With months having passed since the building went up for sale, Mundelein Trustee Ray Semple said officials can't be accused of rushing to judgment.

"We have been very transparent and patient, knowing the sensitivity about a piece of Mundelein's history," he said.

The building was constructed as a village hall and fire station in 1929. Through the years, it also was used as a municipal jail and a community center.

When a new village hall opened at 300 Plaza Circle in 2014, the old building became superfluous. It's been mostly unused since then.

The building has an odd interior layout and significant accessibility issues. In 2015, a committee studying the site's potential uses estimated renovating the building could cost at least $800,000.

Conversely, demolishing the structure could cost $158,000, the group said at the time.

Residents surveyed about the building's fate overwhelmingly opposed spending tax money on the building.

A nonprofit once discussed turning the building into an arts center, but attention shifted to other possible locations. Likewise, discussions about marketing the building as a possible restaurant site went nowhere.

Semple said he'd love for a "well-funded visionary" to step in and buy the building but doesn't expect that will happen. Realistically, Semple said he supports turning the land into a public parking lot.

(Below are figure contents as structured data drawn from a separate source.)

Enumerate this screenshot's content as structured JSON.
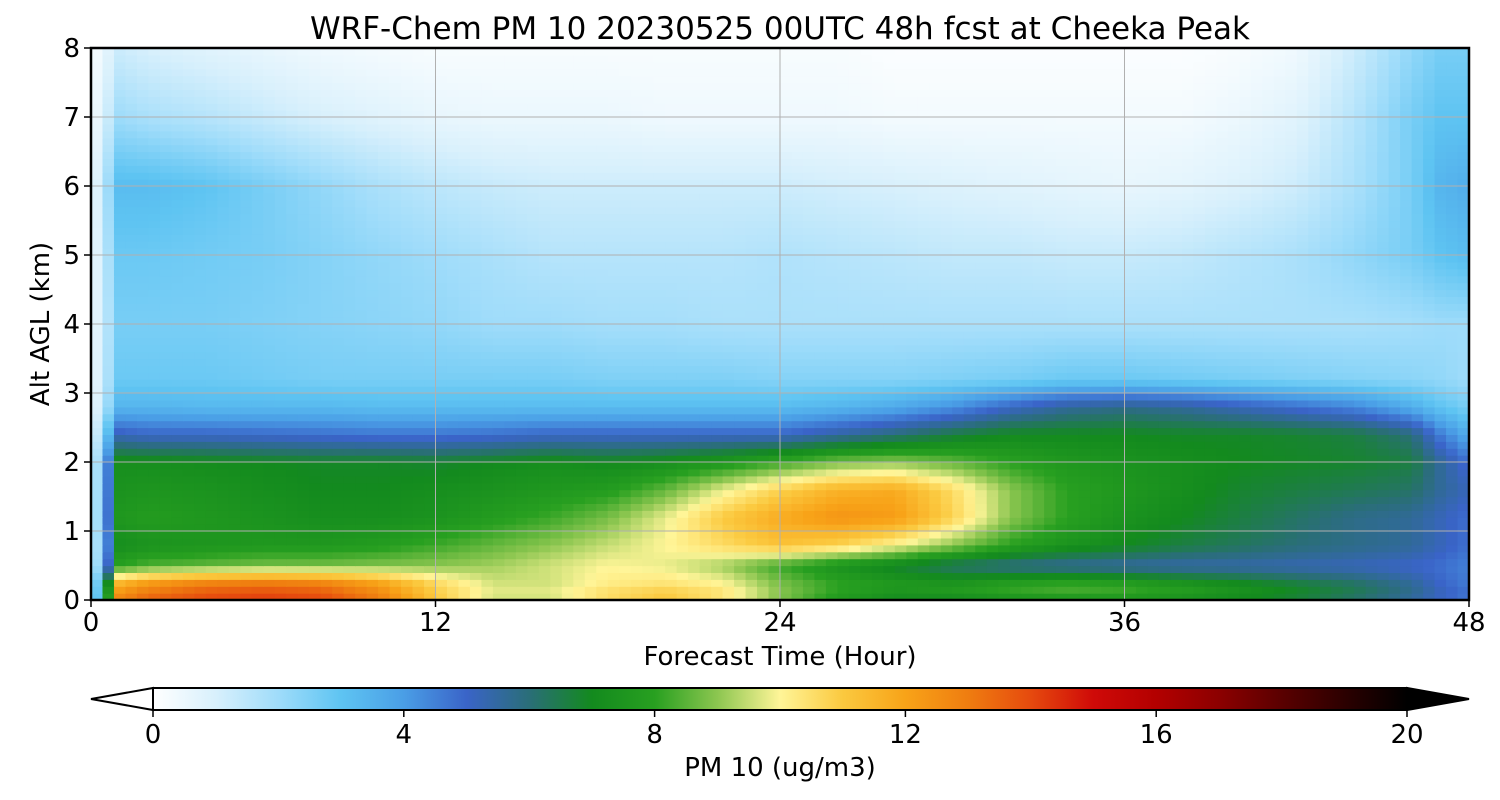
{
  "chart_data": {
    "type": "heatmap",
    "title": "WRF-Chem PM 10  20230525 00UTC 48h fcst at Cheeka Peak",
    "xlabel": "Forecast Time (Hour)",
    "ylabel": "Alt AGL (km)",
    "xlim": [
      0,
      48
    ],
    "ylim": [
      0,
      8
    ],
    "x_ticks": [
      "0",
      "12",
      "24",
      "36",
      "48"
    ],
    "y_ticks": [
      "0",
      "1",
      "2",
      "3",
      "4",
      "5",
      "6",
      "7",
      "8"
    ],
    "grid": true,
    "x": [
      0,
      1,
      2,
      4,
      6,
      8,
      10,
      12,
      14,
      16,
      18,
      20,
      22,
      24,
      26,
      28,
      30,
      32,
      34,
      36,
      38,
      40,
      42,
      44,
      46,
      47,
      48
    ],
    "y": [
      0,
      0.1,
      0.25,
      0.5,
      0.8,
      1.2,
      1.6,
      2,
      2.4,
      2.8,
      3.2,
      4,
      5,
      6,
      7,
      8
    ],
    "z": [
      [
        0.5,
        12.8,
        13.5,
        14.0,
        14.2,
        14.0,
        13.0,
        11.0,
        9.5,
        9.5,
        10.5,
        11.0,
        10.2,
        8.8,
        7.6,
        7.0,
        6.8,
        7.0,
        7.2,
        7.2,
        7.0,
        6.8,
        6.5,
        6.0,
        5.4,
        5.0,
        4.6
      ],
      [
        0.5,
        12.5,
        13.2,
        13.8,
        14.0,
        13.8,
        12.8,
        11.0,
        9.8,
        9.8,
        10.6,
        11.0,
        10.5,
        9.0,
        8.0,
        7.5,
        7.8,
        8.2,
        8.4,
        8.3,
        8.0,
        7.5,
        7.0,
        6.5,
        5.8,
        5.2,
        4.8
      ],
      [
        0.5,
        11.5,
        12.2,
        12.8,
        13.0,
        12.8,
        12.0,
        10.6,
        9.6,
        9.6,
        10.2,
        10.4,
        10.0,
        8.8,
        8.0,
        7.6,
        7.4,
        7.8,
        8.0,
        7.8,
        7.4,
        7.0,
        6.6,
        6.2,
        5.6,
        5.0,
        4.6
      ],
      [
        0.5,
        8.0,
        8.4,
        8.6,
        8.8,
        8.8,
        8.9,
        9.0,
        9.2,
        9.6,
        10.0,
        9.8,
        9.2,
        8.2,
        7.4,
        6.8,
        6.2,
        5.8,
        5.6,
        5.5,
        5.4,
        5.4,
        5.3,
        5.2,
        5.0,
        4.8,
        4.5
      ],
      [
        0.5,
        7.2,
        7.4,
        7.5,
        7.6,
        7.6,
        7.8,
        8.2,
        8.6,
        9.0,
        9.5,
        10.0,
        10.6,
        11.2,
        10.8,
        10.0,
        9.0,
        8.0,
        7.4,
        7.0,
        6.6,
        6.3,
        6.0,
        5.8,
        5.6,
        5.2,
        4.8
      ],
      [
        0.5,
        7.6,
        7.8,
        7.6,
        7.4,
        7.2,
        7.2,
        7.4,
        7.8,
        8.2,
        8.8,
        9.8,
        11.0,
        11.8,
        12.4,
        12.2,
        10.8,
        9.0,
        8.0,
        7.4,
        7.0,
        6.6,
        6.2,
        5.8,
        5.6,
        5.2,
        4.8
      ],
      [
        0.5,
        7.4,
        7.5,
        7.4,
        7.2,
        7.0,
        7.0,
        7.2,
        7.4,
        7.6,
        7.8,
        8.6,
        9.8,
        10.8,
        11.6,
        11.8,
        10.6,
        9.0,
        8.0,
        7.6,
        7.2,
        6.8,
        6.6,
        6.4,
        6.2,
        5.6,
        5.2
      ],
      [
        0.5,
        7.2,
        7.2,
        7.1,
        7.0,
        6.9,
        6.9,
        6.8,
        7.0,
        7.2,
        7.0,
        7.2,
        7.6,
        8.2,
        8.8,
        9.0,
        8.6,
        8.0,
        7.6,
        7.4,
        7.2,
        7.0,
        6.9,
        6.8,
        6.6,
        5.6,
        4.8
      ],
      [
        0.4,
        5.2,
        5.0,
        5.0,
        4.9,
        4.8,
        4.7,
        4.7,
        4.8,
        5.0,
        5.0,
        5.0,
        5.0,
        5.0,
        5.5,
        6.0,
        6.6,
        7.0,
        7.0,
        7.0,
        6.9,
        6.9,
        6.8,
        6.6,
        6.0,
        4.6,
        3.6
      ],
      [
        0.3,
        3.4,
        3.4,
        3.3,
        3.3,
        3.3,
        3.2,
        3.2,
        3.2,
        3.2,
        3.2,
        3.2,
        3.2,
        3.2,
        3.4,
        3.7,
        4.2,
        5.0,
        5.6,
        5.8,
        5.6,
        5.2,
        4.8,
        4.4,
        3.6,
        3.0,
        2.6
      ],
      [
        0.3,
        2.8,
        2.8,
        2.8,
        2.7,
        2.6,
        2.6,
        2.6,
        2.6,
        2.6,
        2.5,
        2.5,
        2.5,
        2.4,
        2.4,
        2.4,
        2.5,
        2.6,
        2.8,
        2.8,
        2.7,
        2.6,
        2.5,
        2.4,
        2.3,
        2.2,
        2.0
      ],
      [
        0.3,
        2.6,
        2.6,
        2.6,
        2.5,
        2.4,
        2.3,
        2.2,
        2.0,
        2.0,
        1.9,
        1.9,
        1.8,
        1.8,
        1.8,
        1.8,
        1.8,
        1.8,
        1.8,
        1.8,
        1.8,
        1.8,
        1.8,
        1.8,
        1.9,
        2.0,
        2.0
      ],
      [
        0.3,
        2.8,
        2.8,
        2.7,
        2.6,
        2.4,
        2.2,
        2.0,
        1.8,
        1.6,
        1.6,
        1.6,
        1.6,
        1.7,
        1.6,
        1.5,
        1.4,
        1.4,
        1.3,
        1.3,
        1.4,
        1.6,
        1.8,
        2.2,
        2.6,
        3.0,
        3.2
      ],
      [
        0.3,
        3.2,
        3.2,
        3.0,
        2.6,
        2.2,
        1.8,
        1.5,
        1.3,
        1.2,
        1.2,
        1.2,
        1.2,
        1.2,
        1.1,
        1.0,
        0.9,
        0.8,
        0.7,
        0.6,
        0.7,
        0.9,
        1.2,
        1.8,
        2.6,
        3.4,
        3.6
      ],
      [
        0.2,
        2.0,
        1.8,
        1.6,
        1.3,
        1.0,
        0.8,
        0.6,
        0.5,
        0.5,
        0.5,
        0.4,
        0.4,
        0.4,
        0.4,
        0.3,
        0.3,
        0.3,
        0.3,
        0.3,
        0.3,
        0.5,
        0.8,
        1.6,
        2.6,
        3.0,
        3.0
      ],
      [
        0.1,
        1.2,
        1.0,
        0.8,
        0.6,
        0.4,
        0.3,
        0.2,
        0.2,
        0.2,
        0.2,
        0.2,
        0.2,
        0.2,
        0.2,
        0.1,
        0.1,
        0.1,
        0.1,
        0.1,
        0.1,
        0.2,
        0.4,
        1.2,
        2.2,
        2.6,
        2.6
      ]
    ],
    "colorbar": {
      "label": "PM 10  (ug/m3)",
      "ticks": [
        "0",
        "4",
        "8",
        "12",
        "16",
        "20"
      ],
      "range": [
        0,
        20
      ],
      "extend": "both",
      "colors": [
        {
          "v": 0,
          "c": "#ffffff"
        },
        {
          "v": 1,
          "c": "#d8f0fc"
        },
        {
          "v": 2,
          "c": "#9fdcfa"
        },
        {
          "v": 3,
          "c": "#5ec4f2"
        },
        {
          "v": 4,
          "c": "#4a9ee6"
        },
        {
          "v": 5,
          "c": "#3a64c8"
        },
        {
          "v": 6,
          "c": "#2a6e78"
        },
        {
          "v": 7,
          "c": "#138a1e"
        },
        {
          "v": 8,
          "c": "#28a020"
        },
        {
          "v": 9,
          "c": "#8cc650"
        },
        {
          "v": 10,
          "c": "#fff598"
        },
        {
          "v": 11,
          "c": "#fbc93f"
        },
        {
          "v": 12,
          "c": "#f8a318"
        },
        {
          "v": 13,
          "c": "#ef7d10"
        },
        {
          "v": 14,
          "c": "#e64a0e"
        },
        {
          "v": 15,
          "c": "#cf0a08"
        },
        {
          "v": 16,
          "c": "#b30000"
        },
        {
          "v": 17,
          "c": "#8c0000"
        },
        {
          "v": 18,
          "c": "#5a0000"
        },
        {
          "v": 19,
          "c": "#2c0000"
        },
        {
          "v": 20,
          "c": "#000000"
        }
      ]
    }
  }
}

Semple also would like the village's veterans monument, which now stands on a triangular patch of land on the east end of Hawley Street near Route 176, to move there.

"The monument deserves to be in a better location that is easier to get to with accessible parking," Semple said.

Lentz isn't a fan of the parking lot concept.

"Urban planners will tell you that one of the keys to a successful downtown is having attractive and interesting buildings along the street," he said. "There are good arguments to be made about reusing the existing building or redeveloping the site, and I want to have that discussion with the board."